Improved prediction of chlorophyll-a concentrations using advancing graph neural network variants.
Journal:
The Science of the total environment
PMID:
40280091
Abstract
Accurate estimation of harmful algal blooms is essential for protecting surface water. Chlorophyll-a (Chl-a), commonly used as a proxy for estimating algal concentration, is influenced by a broad range of weather and physicochemical factors that operate across various spatial and temporal scales. This study aims to propose a deep learning (DL)-based framework for long-term Chl-a simulation, consisting of two separate blocks for processing multi-modal sources together: one for incorporating irregularly measured water quality observations and the other for integrating climate data measured at constant time steps. Besides a fully connected network for encoding irregular water quality observations, we benchmark several state-of-the-art graph neural network (GNN) architectures, including ChebNet and Graph Convolutional Network (GCN), for encoding continuous climate data. Specifically, we represent water quality stations as nodes in a graph, model the spatiotemporal dependencies between these nodes, and utilize the learned relationships to predict Chl-a simulations simultaneously across all nodes in the graph. Additionally, we introduce a gating mechanism to integrate the outputs from the two blocks.
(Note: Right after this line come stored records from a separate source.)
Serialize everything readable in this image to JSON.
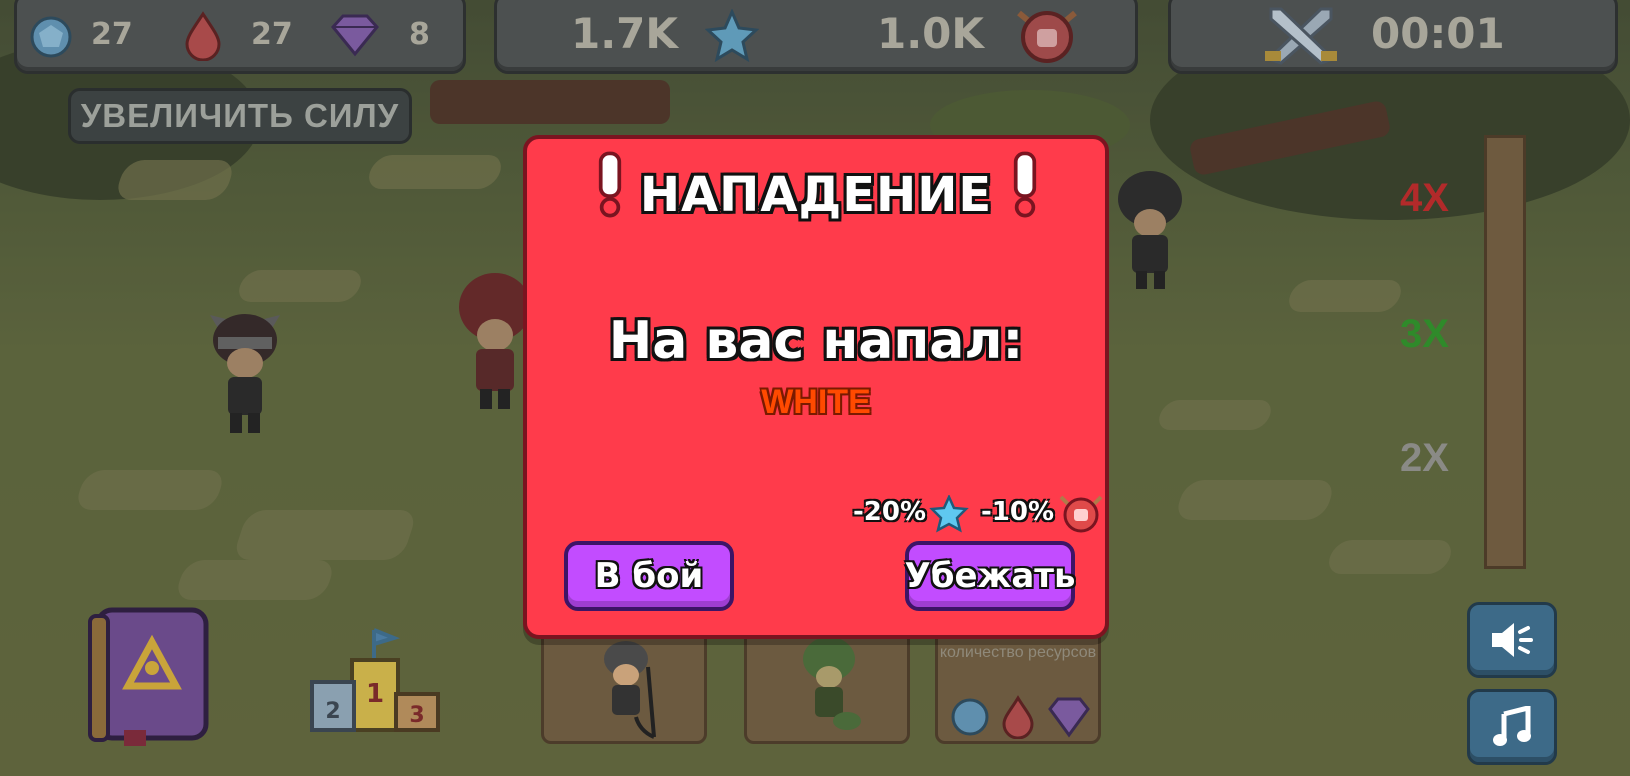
{
  "hud": {
    "crystals": "27",
    "blood": "27",
    "gems": "8",
    "stars_total": "1.7K",
    "power_total": "1.0K",
    "timer": "00:01"
  },
  "boost_button": "УВЕЛИЧИТЬ СИЛУ",
  "multipliers": {
    "m4": "4X",
    "m3": "3X",
    "m2": "2X",
    "colors": {
      "m4": "#b22a2a",
      "m3": "#2f8a2a",
      "m2": "#8a8a86"
    }
  },
  "cards": {
    "resources_text": "количество ресурсов"
  },
  "modal": {
    "title": "НАПАДЕНИЕ",
    "attack_label": "На вас напал:",
    "attacker_name": "WHITE",
    "penalty_stars": "-20%",
    "penalty_power": "-10%",
    "fight_button": "В бой",
    "flee_button": "Убежать"
  },
  "colors": {
    "modal_bg": "#ff3b4b",
    "button_purple": "#c24cff",
    "attacker": "#ff4a00"
  },
  "icons": [
    "crystal-icon",
    "blood-drop-icon",
    "gem-icon",
    "star-icon",
    "power-shield-icon",
    "crossed-swords-icon",
    "spellbook-icon",
    "podium-icon",
    "speaker-icon",
    "music-note-icon"
  ]
}
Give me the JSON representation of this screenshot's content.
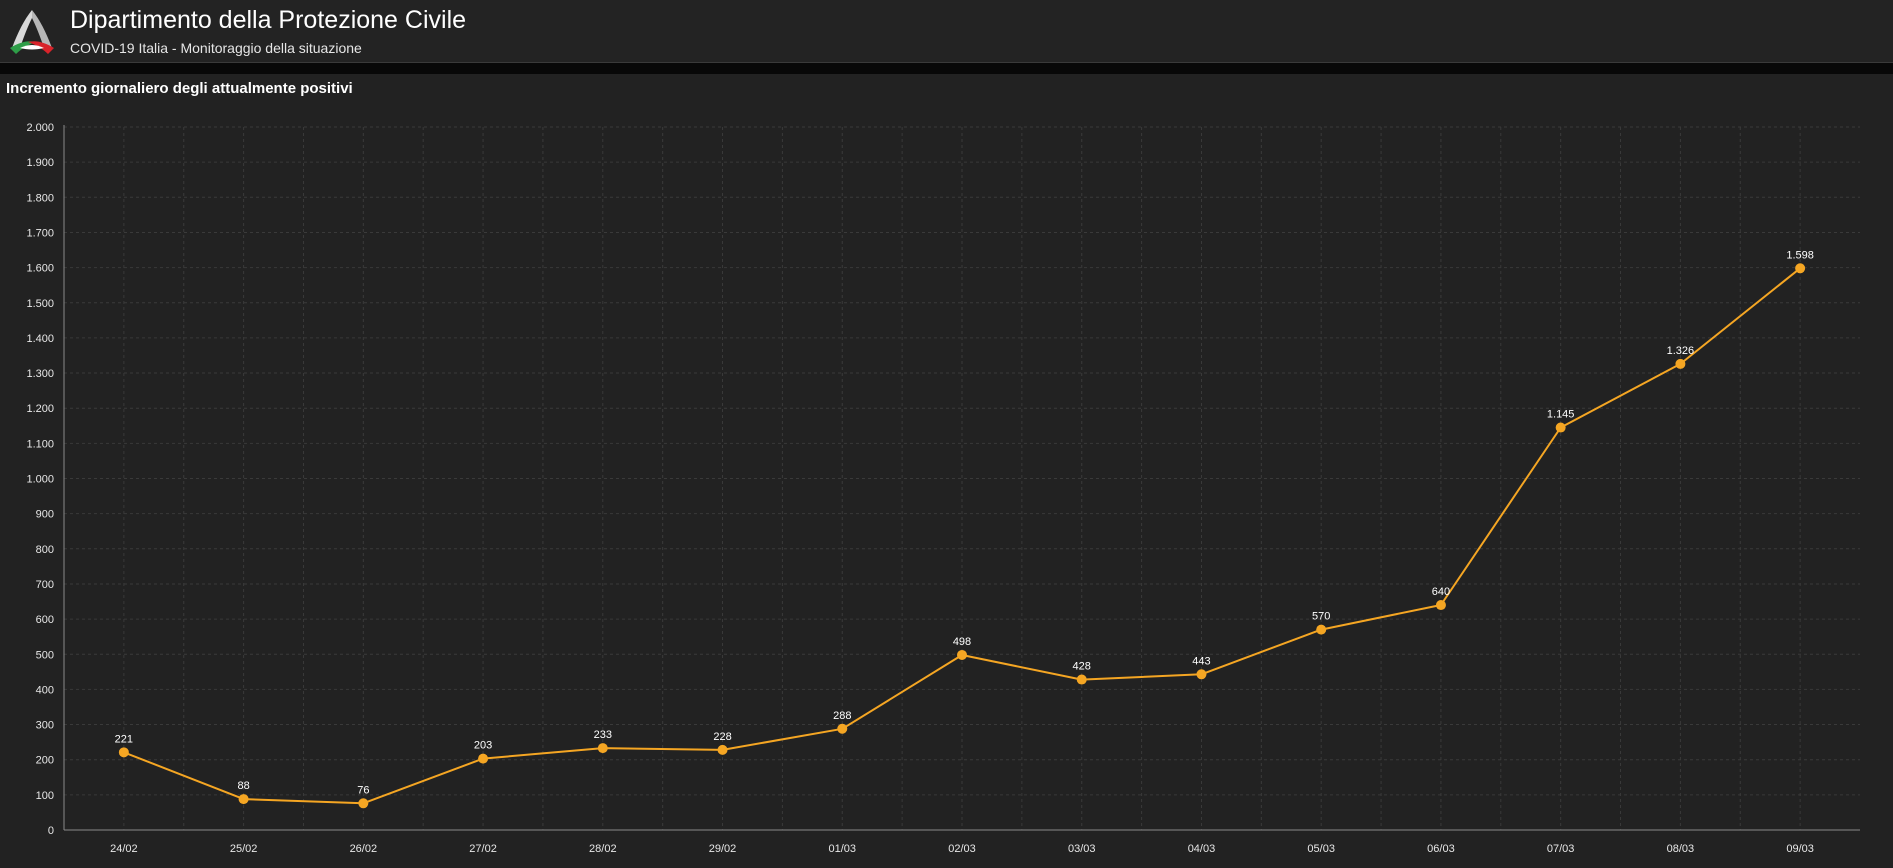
{
  "header": {
    "title": "Dipartimento della Protezione Civile",
    "subtitle": "COVID-19 Italia - Monitoraggio della situazione"
  },
  "panel": {
    "title": "Incremento giornaliero degli attualmente positivi"
  },
  "colors": {
    "line": "#f5a623",
    "grid": "#3a3a3a",
    "axis": "#8a8a8a"
  },
  "chart_data": {
    "type": "line",
    "title": "Incremento giornaliero degli attualmente positivi",
    "categories": [
      "24/02",
      "25/02",
      "26/02",
      "27/02",
      "28/02",
      "29/02",
      "01/03",
      "02/03",
      "03/03",
      "04/03",
      "05/03",
      "06/03",
      "07/03",
      "08/03",
      "09/03"
    ],
    "series": [
      {
        "values": [
          221,
          88,
          76,
          203,
          233,
          228,
          288,
          498,
          428,
          443,
          570,
          640,
          1145,
          1326,
          1598
        ],
        "labels": [
          "221",
          "88",
          "76",
          "203",
          "233",
          "228",
          "288",
          "498",
          "428",
          "443",
          "570",
          "640",
          "1.145",
          "1.326",
          "1.598"
        ]
      }
    ],
    "ylim": [
      0,
      2000
    ],
    "yticks": [
      0,
      100,
      200,
      300,
      400,
      500,
      600,
      700,
      800,
      900,
      1000,
      1100,
      1200,
      1300,
      1400,
      1500,
      1600,
      1700,
      1800,
      1900,
      2000
    ],
    "ytick_labels": [
      "0",
      "100",
      "200",
      "300",
      "400",
      "500",
      "600",
      "700",
      "800",
      "900",
      "1.000",
      "1.100",
      "1.200",
      "1.300",
      "1.400",
      "1.500",
      "1.600",
      "1.700",
      "1.800",
      "1.900",
      "2.000"
    ],
    "grid": true,
    "legend": "none"
  }
}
The performance of advanced GNN models is evaluated using a daily dataset from the upper Han River basins in South Korea. The results indicate that our proposed models are promising, outperforming several baseline models developed for similar objectives with improvements up to 47 % in the R. In particular, the combination of the GCN algorithm with Long Short-Term Memory (LSTM) in our DL framework achieves superior performance. We then conduct further analyses to assess the effectiveness of the gating mechanism, revealing that it enhances prediction performance by achieving a 12 % improvement in the R compared to the model without the gating mechanism. We conclude that the proposed GNN-variant framework shows promise as a robust machine learning-based approach for aggregating spatiotemporal information to achieve reliable Chl-a predictions.